In 1997, IBM’s “Deep Blue” defeated Garry Kasparov and became the first machine to win a chess tournament against a world champion.
Deep Blue’s game strategy is a testament to the computer’s ability to sift quickly through huge amounts of information and calculate a successful course of play, using algorithms created by humans.
Héctor Muñoz-Avila, assistant professor of computer science and engineering, wants to take computers a step further.
With a five-year CAREER Award from NSF, Muñoz-Avila hopes to enable computers to “learn” as humans do – by taking a set of inputs, evaluating past outcomes of similar scenarios and making decisions based on experience.
“Many cognitive scientists believe humans begin acquiring knowledge by mastering simple skills and combining them to learn more complex ones,” says Muñoz-Avila. “With chess, we start by learning how to move individual pieces. Then we learn simple strategies, such as opening moves and basic positioning. We build incrementally on our expertise until we master complex game-playing strategies based on the integration of basic skills.”
Muñoz-Avila is seeking to develop a “unified architecture for automated learning of skill hierarchies” from a collection of examples, such as outcomes of previous chess games.
“The architecture incrementally learns simple skills by mimicking a few examples,” he says. “As more examples are given, it learns complex skills that build on the simpler skills it learned previously. The goal, after many examples, is for the computer to be able to generalize these inputs into abstract, complex concepts and apply them to new situations.”

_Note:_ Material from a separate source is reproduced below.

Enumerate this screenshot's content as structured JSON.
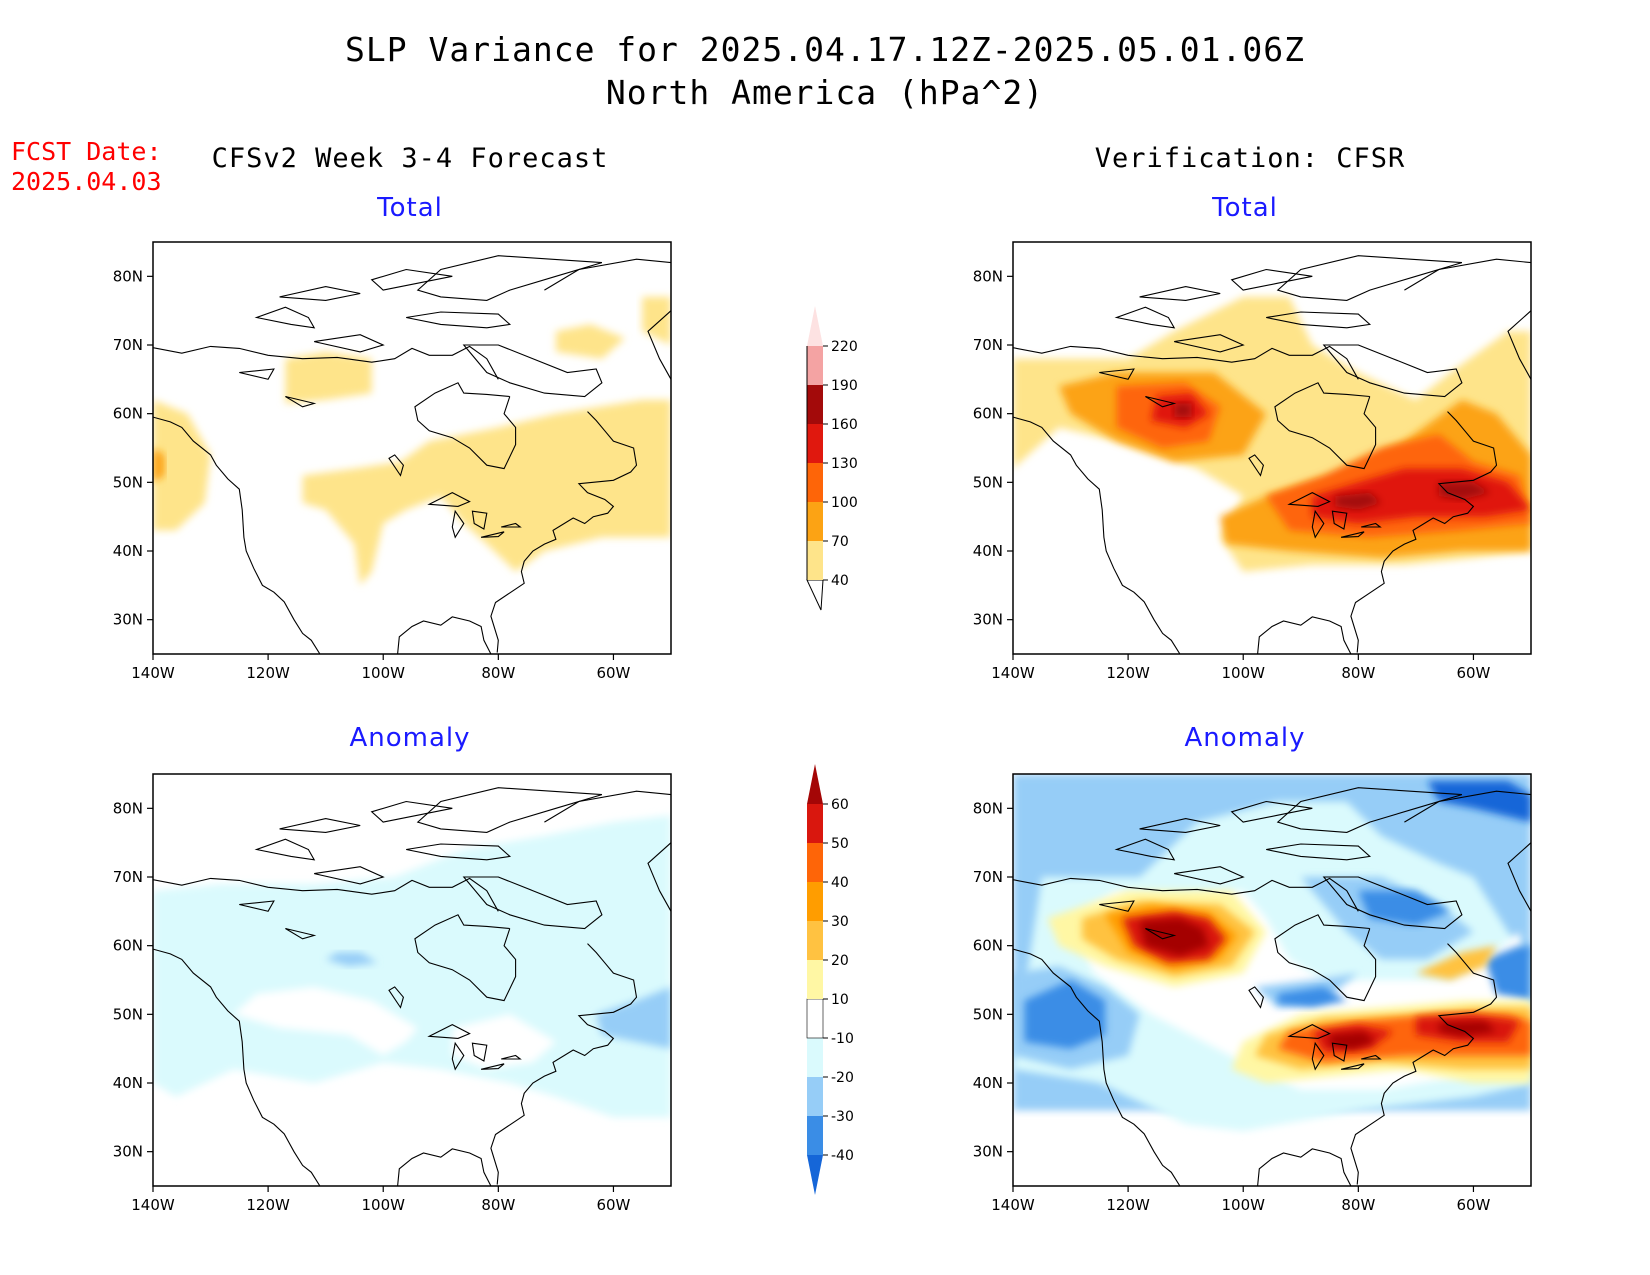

This approach is a departure from the application of computational power and algorithms to a game or problem, says Muñoz-Avila. And it is potentially more powerful than the “search/retrieve/compute” power of systems like Deep Blue.
“Deep Blue and other searchintensive approaches develop strategies differently from humans,” he explains. “Our goal is to build algorithms that resemble the way humans learn and solve problems.
“This line of research will be capable of developing effective strategies and explaining the reasoning behind them. The latter is of crucial importance in areas such as teaching and decision support, where providing justification for the solutions is as important as providing the solutions themselves.”